Wood, when felled often called timber, as a renewable raw material has always served people as an important product and construction material. Wood can be used in a multitude of ways and is therefore indispensable even in a modern society like ours.
The overall demand for timber is enormous. The world’s annual usage by far surpasses four billion cubic meters and, depending on the region, use, and type of wood is increasing between 5 and 15 percent each year – and rising. Timber as a renewable and carbon-neutral raw material and product is the epitome of sustainability and thus popular among consumers.
Because it is not possible to satisfy the immense global demand for timber in a sustainable way from today’s forests, alternative sources of wood are important. In order to meet the demand from the many industries that process wood (construction, furniture, paper, energy and so on), commercial timberland plantations are contributing part of the wood production. They consist either of particularly fast-growing wood varieties or are planted like rubber plantations in tropical areas where a warm and humid climate promotes quick growth of high-quality tree varieties. That is why rubberwood plays an important role in TIMBERFARM’s mid- to long-term business plan.
Rubber tree plantations whose primary goal is to produce natural rubber, develop during the 15-year growing period to an impressive and secure forest asset with rubber trees measuring 25 to 30 meters high and 30 to 35 centimeters in diameter. The exploitable rubberwood reaches a volume of up to 700 cubic meters per hectare.
As an investment class wood exhibits a low correlation with other investment forms. It is therefore regarded as stable and less dependent on economic fluctuations.
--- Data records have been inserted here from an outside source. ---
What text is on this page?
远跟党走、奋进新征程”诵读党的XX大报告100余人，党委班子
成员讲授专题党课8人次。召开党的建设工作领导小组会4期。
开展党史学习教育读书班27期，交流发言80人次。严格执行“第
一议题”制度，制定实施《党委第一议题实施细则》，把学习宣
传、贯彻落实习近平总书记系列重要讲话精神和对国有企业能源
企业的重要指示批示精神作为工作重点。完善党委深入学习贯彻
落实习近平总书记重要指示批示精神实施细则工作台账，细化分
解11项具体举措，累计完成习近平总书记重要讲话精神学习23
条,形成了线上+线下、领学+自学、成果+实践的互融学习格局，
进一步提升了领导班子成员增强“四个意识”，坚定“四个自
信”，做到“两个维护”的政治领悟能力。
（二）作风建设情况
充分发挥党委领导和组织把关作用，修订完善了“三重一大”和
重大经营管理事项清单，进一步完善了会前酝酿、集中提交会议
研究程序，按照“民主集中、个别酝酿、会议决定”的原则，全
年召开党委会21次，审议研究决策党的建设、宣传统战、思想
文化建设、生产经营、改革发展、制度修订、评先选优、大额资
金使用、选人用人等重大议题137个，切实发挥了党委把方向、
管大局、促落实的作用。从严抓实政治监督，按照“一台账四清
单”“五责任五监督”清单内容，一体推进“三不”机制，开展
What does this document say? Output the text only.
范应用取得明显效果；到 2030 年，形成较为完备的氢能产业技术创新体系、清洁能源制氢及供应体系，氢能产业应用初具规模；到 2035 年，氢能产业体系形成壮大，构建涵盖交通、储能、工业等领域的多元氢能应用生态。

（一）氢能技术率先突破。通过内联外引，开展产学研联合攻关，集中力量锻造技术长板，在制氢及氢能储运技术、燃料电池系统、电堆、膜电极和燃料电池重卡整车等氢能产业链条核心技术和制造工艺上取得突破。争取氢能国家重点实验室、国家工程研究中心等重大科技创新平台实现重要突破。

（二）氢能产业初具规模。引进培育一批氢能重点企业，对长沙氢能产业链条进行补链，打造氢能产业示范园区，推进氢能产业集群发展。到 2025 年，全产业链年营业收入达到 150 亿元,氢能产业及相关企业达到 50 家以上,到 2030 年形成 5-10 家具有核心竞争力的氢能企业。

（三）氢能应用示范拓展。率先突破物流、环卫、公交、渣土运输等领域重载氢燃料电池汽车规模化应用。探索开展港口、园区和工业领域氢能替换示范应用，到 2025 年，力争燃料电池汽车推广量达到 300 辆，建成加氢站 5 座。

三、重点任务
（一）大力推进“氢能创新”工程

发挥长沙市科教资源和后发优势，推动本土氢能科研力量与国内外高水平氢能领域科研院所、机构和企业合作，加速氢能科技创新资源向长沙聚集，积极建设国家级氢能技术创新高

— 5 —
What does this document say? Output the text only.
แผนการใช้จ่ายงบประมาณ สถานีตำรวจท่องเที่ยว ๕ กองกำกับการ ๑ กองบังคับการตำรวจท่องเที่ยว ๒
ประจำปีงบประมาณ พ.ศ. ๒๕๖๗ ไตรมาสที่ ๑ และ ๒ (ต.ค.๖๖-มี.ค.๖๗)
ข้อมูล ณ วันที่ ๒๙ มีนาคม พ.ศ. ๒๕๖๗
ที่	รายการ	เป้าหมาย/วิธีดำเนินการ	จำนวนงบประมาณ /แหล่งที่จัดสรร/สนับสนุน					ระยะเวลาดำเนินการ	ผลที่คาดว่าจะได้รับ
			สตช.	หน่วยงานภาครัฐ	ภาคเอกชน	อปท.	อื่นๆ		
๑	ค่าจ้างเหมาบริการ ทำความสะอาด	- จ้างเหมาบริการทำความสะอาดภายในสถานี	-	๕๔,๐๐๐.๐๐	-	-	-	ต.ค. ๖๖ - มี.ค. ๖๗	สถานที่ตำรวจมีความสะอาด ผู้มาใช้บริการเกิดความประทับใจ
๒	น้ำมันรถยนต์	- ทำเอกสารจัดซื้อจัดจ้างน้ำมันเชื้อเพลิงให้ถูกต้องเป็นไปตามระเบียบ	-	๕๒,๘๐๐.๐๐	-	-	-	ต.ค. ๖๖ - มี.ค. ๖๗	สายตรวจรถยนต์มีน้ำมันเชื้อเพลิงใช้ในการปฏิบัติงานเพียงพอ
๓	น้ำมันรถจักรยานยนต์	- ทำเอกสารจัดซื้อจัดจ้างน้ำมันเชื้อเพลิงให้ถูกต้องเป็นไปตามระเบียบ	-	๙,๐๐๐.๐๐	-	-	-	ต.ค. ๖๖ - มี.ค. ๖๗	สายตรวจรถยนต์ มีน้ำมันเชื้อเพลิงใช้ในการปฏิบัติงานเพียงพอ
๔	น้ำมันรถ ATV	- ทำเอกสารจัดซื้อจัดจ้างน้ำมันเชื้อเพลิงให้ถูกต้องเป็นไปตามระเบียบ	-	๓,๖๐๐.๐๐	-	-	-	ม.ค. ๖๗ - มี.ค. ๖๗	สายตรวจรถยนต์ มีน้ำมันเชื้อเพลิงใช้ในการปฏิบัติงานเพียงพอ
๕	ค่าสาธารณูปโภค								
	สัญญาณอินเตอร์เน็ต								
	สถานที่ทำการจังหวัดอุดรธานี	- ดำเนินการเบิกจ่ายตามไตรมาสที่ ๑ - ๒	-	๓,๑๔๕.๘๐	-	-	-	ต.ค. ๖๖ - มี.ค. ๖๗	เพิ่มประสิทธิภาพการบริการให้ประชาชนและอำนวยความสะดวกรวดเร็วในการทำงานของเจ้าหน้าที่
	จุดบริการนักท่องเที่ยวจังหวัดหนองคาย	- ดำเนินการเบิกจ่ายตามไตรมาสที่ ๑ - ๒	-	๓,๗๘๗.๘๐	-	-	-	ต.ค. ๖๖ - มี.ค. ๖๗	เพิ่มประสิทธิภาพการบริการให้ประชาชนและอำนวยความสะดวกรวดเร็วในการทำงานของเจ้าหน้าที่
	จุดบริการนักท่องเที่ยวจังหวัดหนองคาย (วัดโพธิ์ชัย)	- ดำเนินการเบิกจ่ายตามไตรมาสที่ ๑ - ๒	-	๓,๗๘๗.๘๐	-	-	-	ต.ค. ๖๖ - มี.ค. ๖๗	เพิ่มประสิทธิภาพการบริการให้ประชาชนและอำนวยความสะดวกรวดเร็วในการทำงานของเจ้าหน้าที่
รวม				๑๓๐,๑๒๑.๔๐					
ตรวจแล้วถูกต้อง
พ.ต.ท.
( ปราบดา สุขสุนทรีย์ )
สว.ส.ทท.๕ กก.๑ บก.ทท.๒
If nothing else wood and wood investments are often in demand for risk spreading and stabilization of the total assets on the capital and financial markets.
After a growing period of 15 years and a harvesting period of 11 years, rubber trees have passed their prime when it comes to their latex yield. Then it is economically prudent to cut down the trees and replant the rubber plantation.
On the plantation area of 10,000 to 15,000 hectares, which TIMBERFARM envisions, between five and eight million rubber trees are going to grow which will be cut down after the growing period is over.
As a hardwood rubberwood is in high demand in the construction and furniture industries, even if different by region. In addition to the qualitative benefits, especially its mechanical resistance, also called hardness (roughly 4.2 hardness on the Brinell scale – much harder than beech, maple, and oak), rubberwood is also very well suited for the mass production of parquet flooring or molding on account of its attractive price.
It is foreseeable that huge amounts of TIMBERFARM rubberwood will be available on a regular basis. Even if the rubberwood could be sold before being cut, TIMBERFARM wants to participate in the subsequent value-added process similar to rubber processing and process the cut rubberwood singlehandedly to make industrial intermediate goods to sell.
Not yet implemented but set in stone as of 2024 is therefore the construction of a sawmill and timber processing plant. The land required for this has already been purchased and is located adjacent to the GRAN PIEDRA rubber factory near Chepo, not far from Panama City.
The first wood from TIMBERFARM’s Panama plantations is expected in 2027. The sawmill and timber processing plant are initially expected to manufacture relatively simple intermediate goods for the timber industry such as boards, square timber, and veneers. The plan is to not limit timber processing just to its own rubberwood, but to also process other wood varieties from Panama to industrial intermediate goods. The demand is there. Compared with the current wood volume there are not enough timber processing facilities in Panama.